# Webscraping 1


## Introduction to Web Scraping

Web scraping is the process of extracting data from websites. It is widely used for data analysis, automation, and research. 
However, before scraping, it is essential to check the site's `robots.txt` file to understand its scraping policies.

### Ethical Considerations:
- Always respect `robots.txt` rules.
- Avoid overloading the server with frequent requests.
- Use scraping responsibly and avoid collecting sensitive/private data.

## Checking `robots.txt` Before Scraping

Before scraping a website, it's good practice to check its `robots.txt` file to see if scraping is allowed.


In [1]:
import requests
from bs4 import BeautifulSoup
import json

# Checking robots.txt
robots_url = 'https://webscraper.io/robots.txt'
robots_response = requests.get(robots_url)
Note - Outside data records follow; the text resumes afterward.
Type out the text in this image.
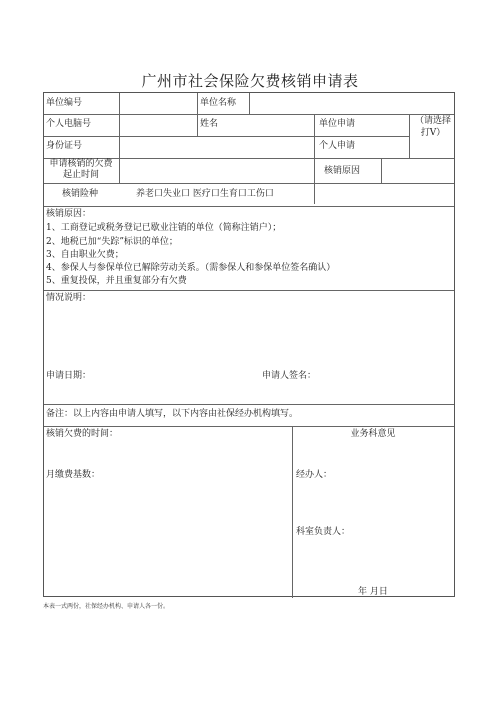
广州市社会保险欠费核销申请表
单位编号	单位名称
个人电脑号	姓名	单位申请	（请选择打V）
身份证号	个人申请
申请核销的欠费起止时间	核销原因
核销险种	养老口失业口 医疗口生育口工伤口
核销原因：
1、工商登记或税务登记已歇业注销的单位（简称注销户）；
2、地税已加“失踪”标识的单位；
3、自由职业欠费；
4、参保人与参保单位已解除劳动关系。（需参保人和参保单位签名确认）
5、重复投保，并且重复部分有欠费
情况说明：
申请日期：	申请人签名：
备注：以上内容由申请人填写，以下内容由社保经办机构填写。
核销欠费的时间：
月缴费基数：
业务科意见
经办人：
科室负责人：
年 月日
本表一式两份，社保经办机构、申请人各一份。
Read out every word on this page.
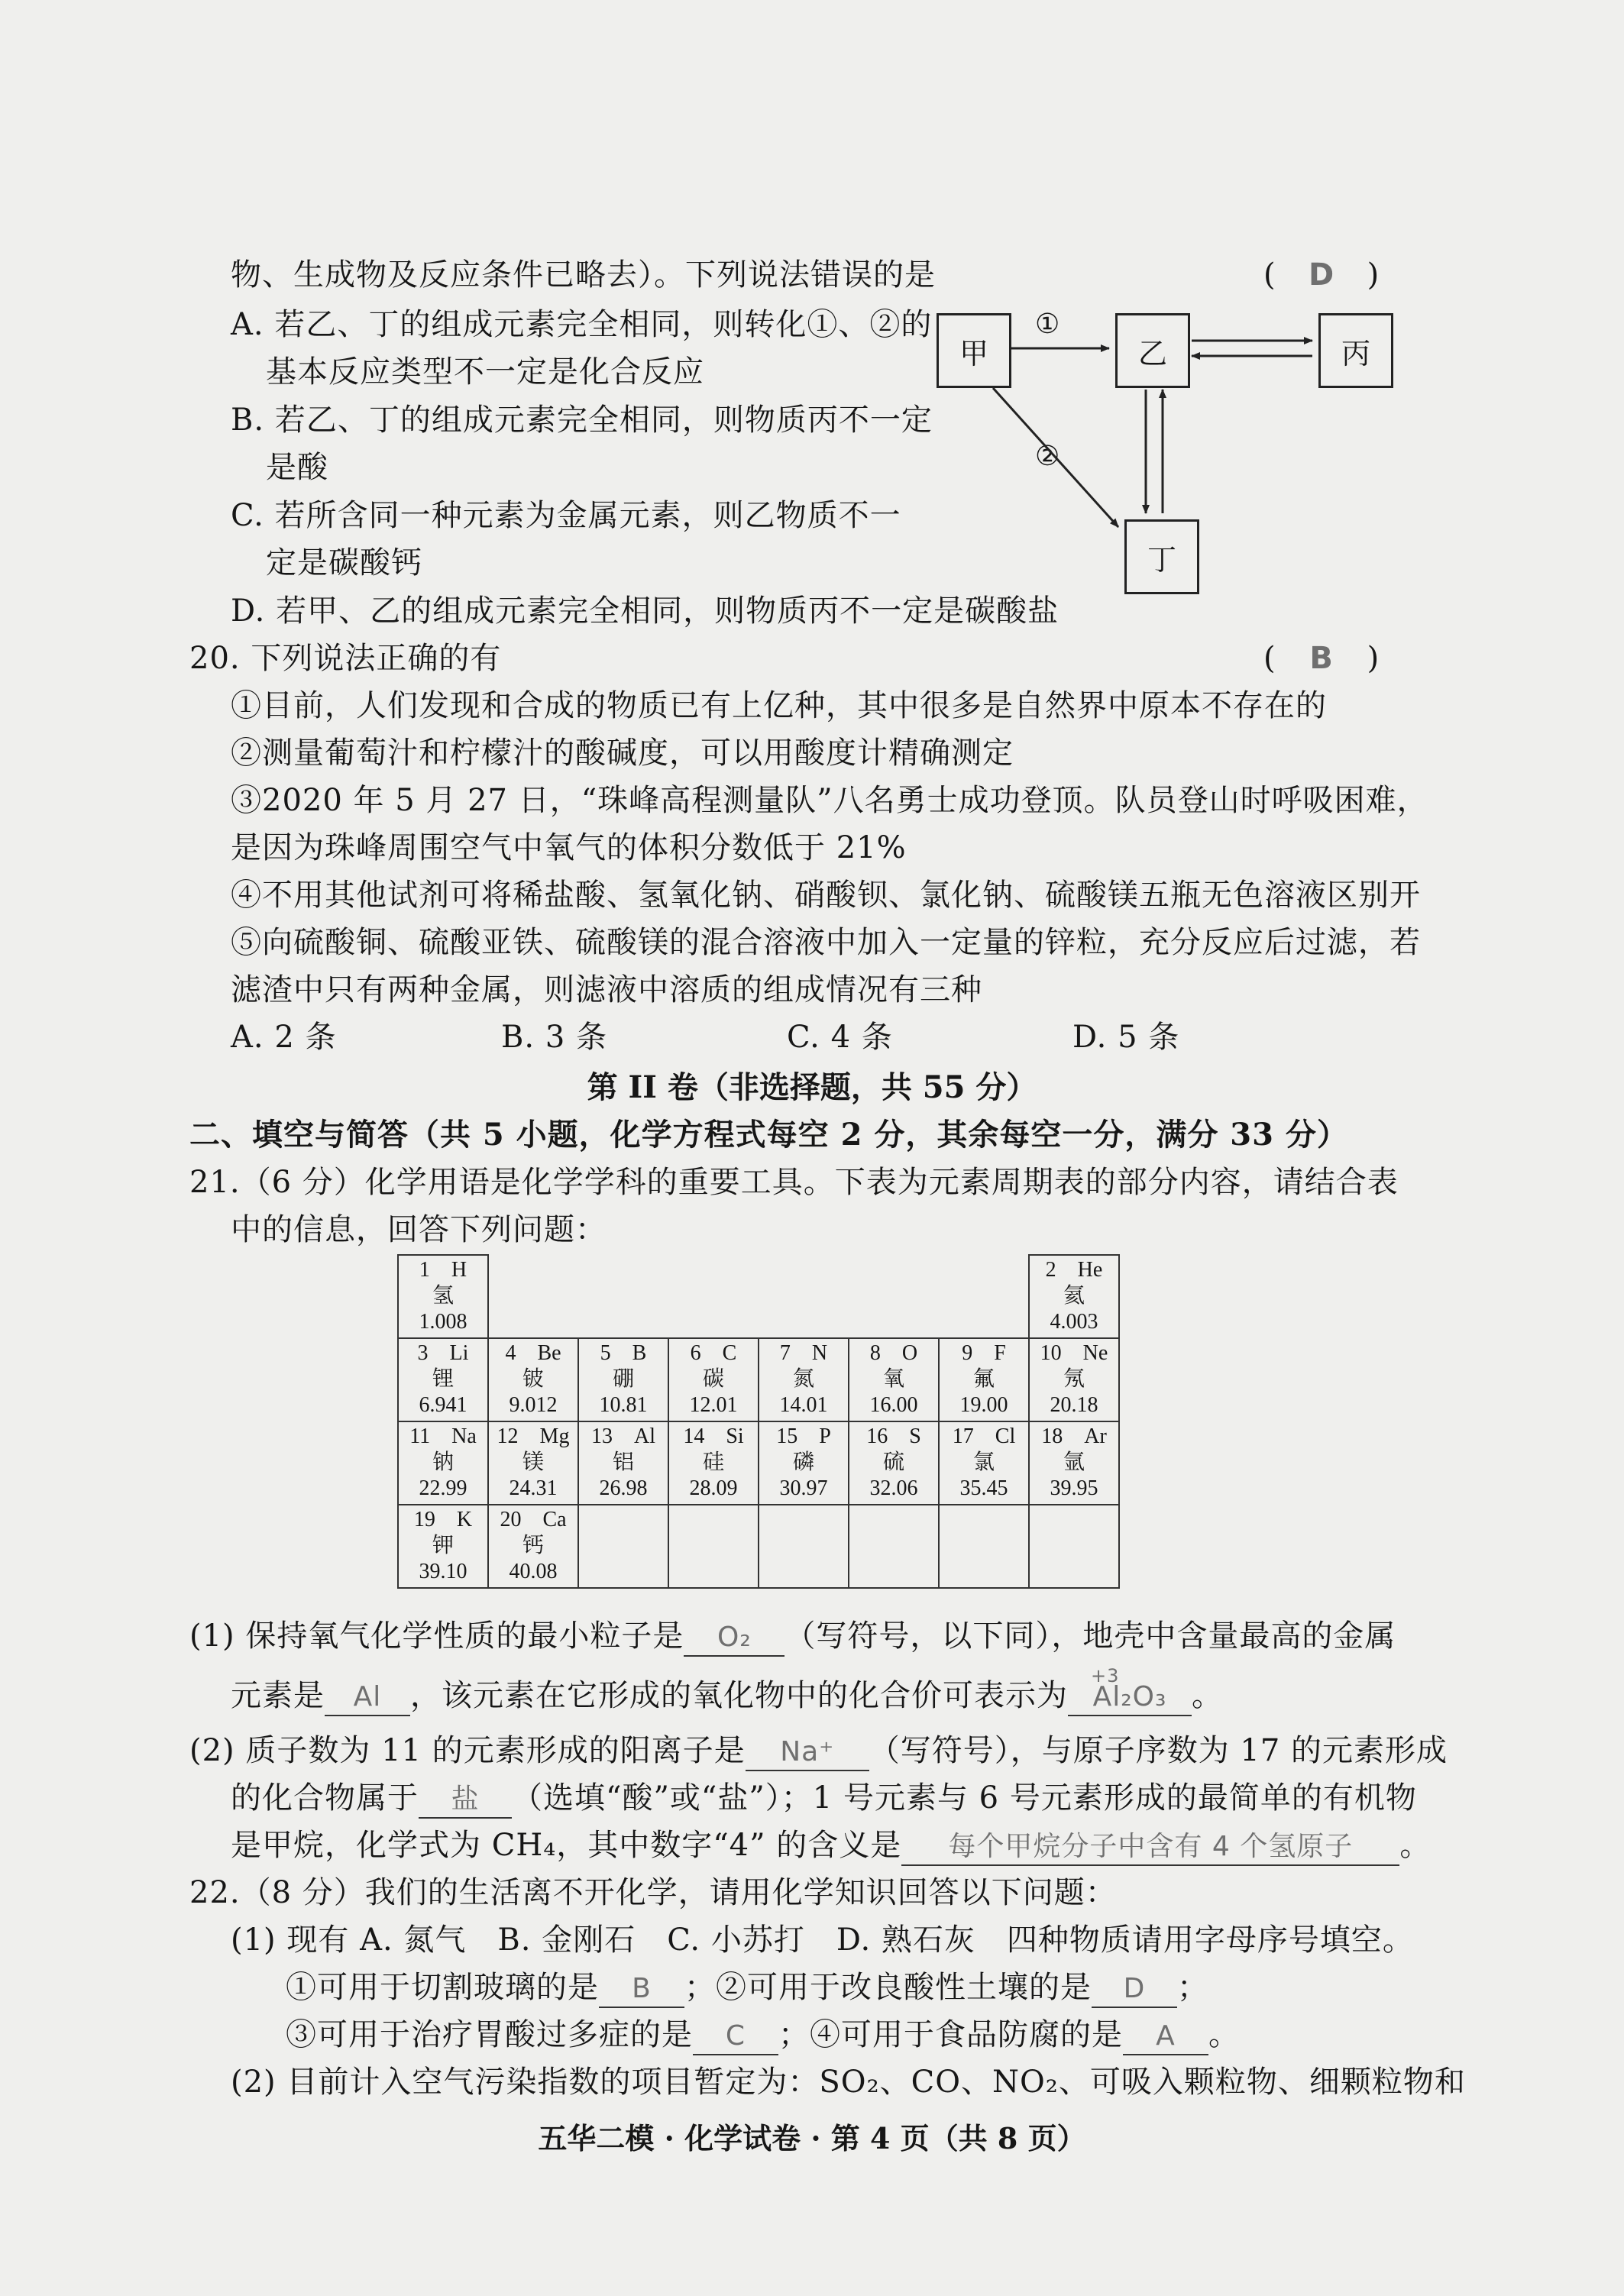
物、生成物及反应条件已略去）。下列说法错误的是	( D )
A. 若乙、丁的组成元素完全相同，则转化①、②的
基本反应类型不一定是化合反应
B. 若乙、丁的组成元素完全相同，则物质丙不一定
是酸
C. 若所含同一种元素为金属元素，则乙物质不一
定是碳酸钙
D. 若甲、乙的组成元素完全相同，则物质丙不一定是碳酸盐
甲	乙	丙
丁
①
②
20. 下列说法正确的有	( B )
①目前，人们发现和合成的物质已有上亿种，其中很多是自然界中原本不存在的
②测量葡萄汁和柠檬汁的酸碱度，可以用酸度计精确测定
③2020 年 5 月 27 日，“珠峰高程测量队”八名勇士成功登顶。队员登山时呼吸困难，
是因为珠峰周围空气中氧气的体积分数低于 21%
④不用其他试剂可将稀盐酸、氢氧化钠、硝酸钡、氯化钠、硫酸镁五瓶无色溶液区别开
⑤向硫酸铜、硫酸亚铁、硫酸镁的混合溶液中加入一定量的锌粒，充分反应后过滤，若
滤渣中只有两种金属，则滤液中溶质的组成情况有三种
A. 2 条	B. 3 条	C. 4 条	D. 5 条
第 II 卷（非选择题，共 55 分）
二、填空与简答（共 5 小题，化学方程式每空 2 分，其余每空一分，满分 33 分）
21.（6 分）化学用语是化学学科的重要工具。下表为元素周期表的部分内容，请结合表
中的信息，回答下列问题：
1  H
氢
1.008							2  He
氦
4.003

3  Li
锂
6.941	4  Be
铍
9.012	5  B
硼
10.81	6  C
碳
12.01	7  N
氮
14.01	8  O
氧
16.00	9  F
氟
19.00	10  Ne
氖
20.18

11  Na
钠
22.99	12  Mg
镁
24.31	13  Al
铝
26.98	14  Si
硅
28.09	15  P
磷
30.97	16  S
硫
32.06	17  Cl
氯
35.45	18  Ar
氩
39.95

19  K
钾
39.10	20  Ca
钙
40.08						

(1) 保持氧气化学性质的最小粒子是 O₂ （写符号，以下同），地壳中含量最高的金属
元素是 Al ，该元素在它形成的氧化物中的化合价可表示为
+3
Al₂O₃ 。
(2) 质子数为 11 的元素形成的阳离子是 Na⁺ （写符号），与原子序数为 17 的元素形成
的化合物属于 盐 （选填“酸”或“盐”）；1 号元素与 6 号元素形成的最简单的有机物
是甲烷，化学式为 CH₄，其中数字“4” 的含义是 每个甲烷分子中含有 4 个氢原子 。
22.（8 分）我们的生活离不开化学，请用化学知识回答以下问题：
(1) 现有 A. 氮气　B. 金刚石　C. 小苏打　D. 熟石灰　四种物质请用字母序号填空。
①可用于切割玻璃的是 B ；②可用于改良酸性土壤的是 D ；
③可用于治疗胃酸过多症的是 C ；④可用于食品防腐的是 A 。
(2) 目前计入空气污染指数的项目暂定为：SO₂、CO、NO₂、可吸入颗粒物、细颗粒物和
五华二模 · 化学试卷 · 第 4 页（共 8 页）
if robots_response.status_code == 200:
    print("Robots.txt content:\n", robots_response.text[:5000])  # Display first 500 characters
else:
    print("Failed to retrieve robots.txt")


Robots.txt content:
 User-agent: *
Disallow: /test-sites/e-commerce/
Disallow: /test-sites/tables

Sitemap: https://webscraper.io/sitemap.xml



In [2]:
response =  requests.get('https://webscraper.io/test-sites/e-commerce/allinone/computers/laptops')

In [3]:
print(response.status_code)

200


### Http Request Methods


#### GET - this method is used to retrieve information from the given server using a given URI

#### POST - this request method requests that a web server accepts the data enclosed in the body of the request message, most likely for storing it

#### PUT - The PUT method requests that the enclosed entity be stored under the supplied URI. If the URI refers to an already existing resource, it is modified and if the URI does not point to an existing resource, then the server can create the resource with that URI

#### DELETE - The DELETE method deletes the specified resource

#### HEAD - The HEAD method asks for a response identical to that of a GET request, but without the response body.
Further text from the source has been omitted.